Thanks for the replies.

Kids are back to school again and so I’m on my own again. I had a bit of an emotional moment yesterday as all I wanted to do was to be with my kids but they were doing their own thing and I was trying so hard to join in but the body just wouldn’t let me. I cleaned the kitchen and did some washing and then landed in bed with exhaustion. lol, sounds pathetic. I slumped off to my bed and wanted to cry. It’s so hard when you haven’t got a partner to off load household crap to and I feel guilty about asking the kids all the time as it’s not their fault I made this choice. They are doing their best but I can’t expect them to do everything. Stupid things like putting the recycling bin out was a huge task yet they forgot and so it was me who had to do it in the pissing rain. Still, it forced me to get off my arse I guess.

I still feel positive that everything will be ok and I’ve done the right thing and no doubt everyone has gone through the same emotions from time to time.

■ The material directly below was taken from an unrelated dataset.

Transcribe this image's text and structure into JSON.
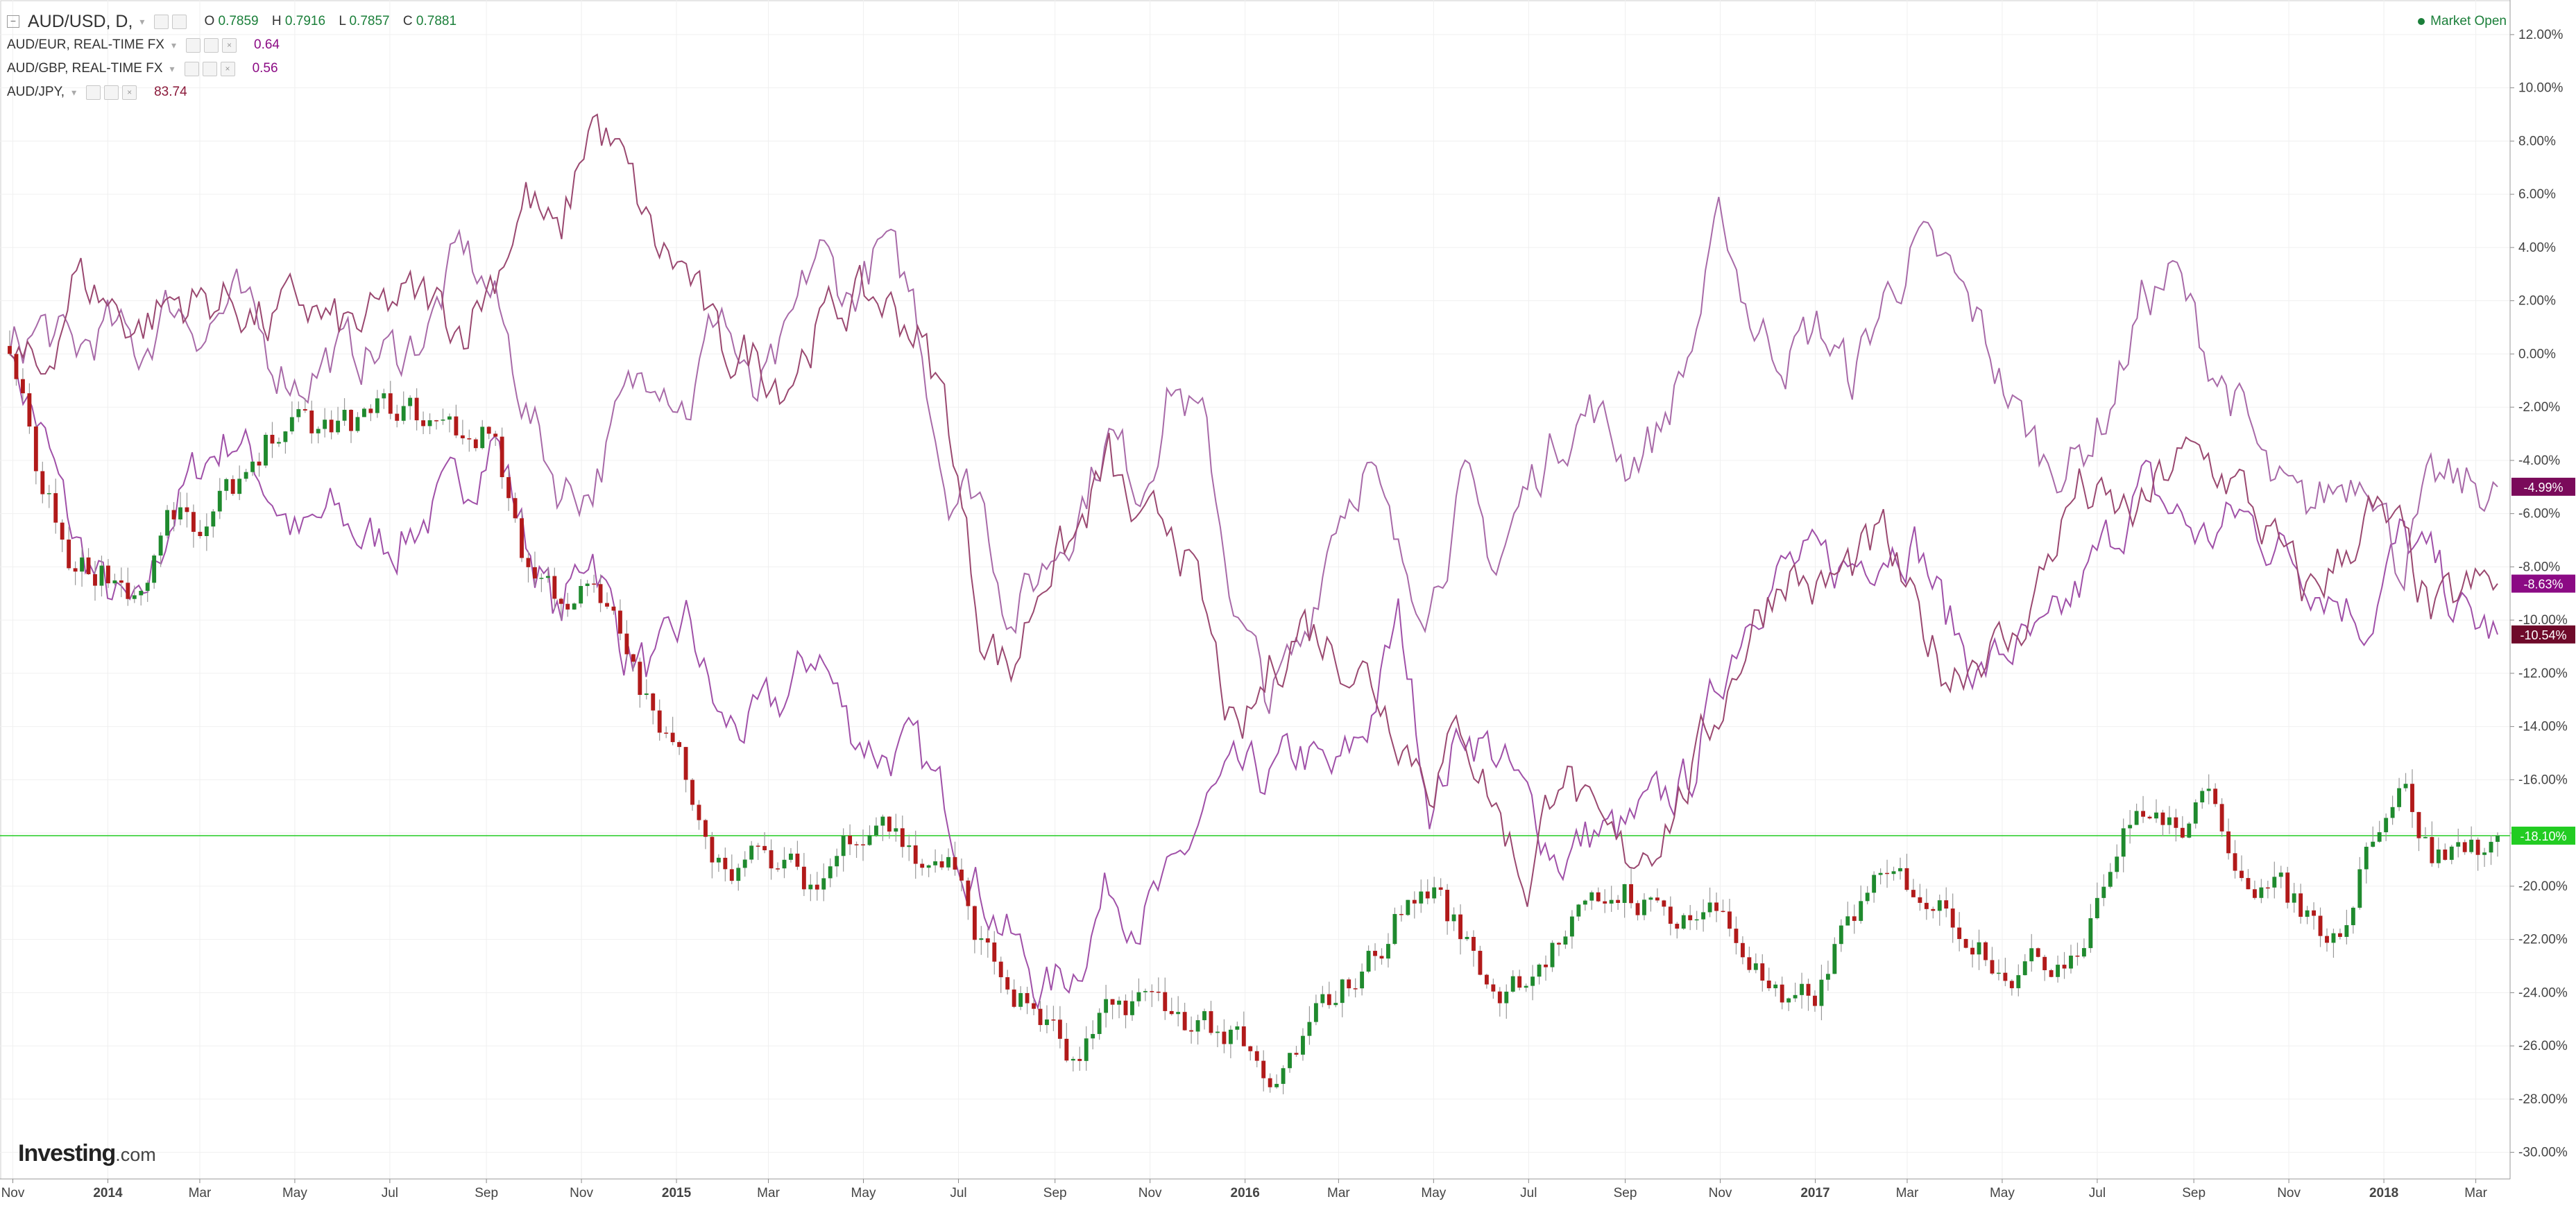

I just wish I could go into a coma for a couple of weeks to get over the whole thing and then be able to do all I want to do. Daft bat or what. Having lost 2 close friends who live literally over the road to me was a huge blow but that’s life I guess. They have both had bypass and I was looking forward to being able to off load to them but life is full of ups and downs I guess. Not having family around either is hard but again, this was my choice and I know it was the right one – just need to get a month under my belt and I’m sure life will look and feel much better. Patience has never been my strong point 😉

I managed a whole weetabix yesterday (half in the morning and half in the evening) along with a slimfast and an inch of pure orange juice in a half pint glass. I’m trying to drink as much as I can but although I’m not obsessed with food, I do feel it’s a huge day long graze and going by the diet leaflet I’ve got, I’m running 2 meals and 2 snacks behind every day. I find it a bit funny really and know it will get better eventually. It’s so different to having the band (as far as my memory serves me) but saying that, it’s very similar. Does that make any sence?

I think my main problem is simply lack of adult contact during the working week and so I feel so very alone. I’ll just get my violin out shall I? LOL.

As we have 3 chickens, would I be able to make some egg custard and eat that at this stage or would the egg cause a problem? That’s probably such a thick question but I’m sure my protien levels are almost zero right now and it was just a thought.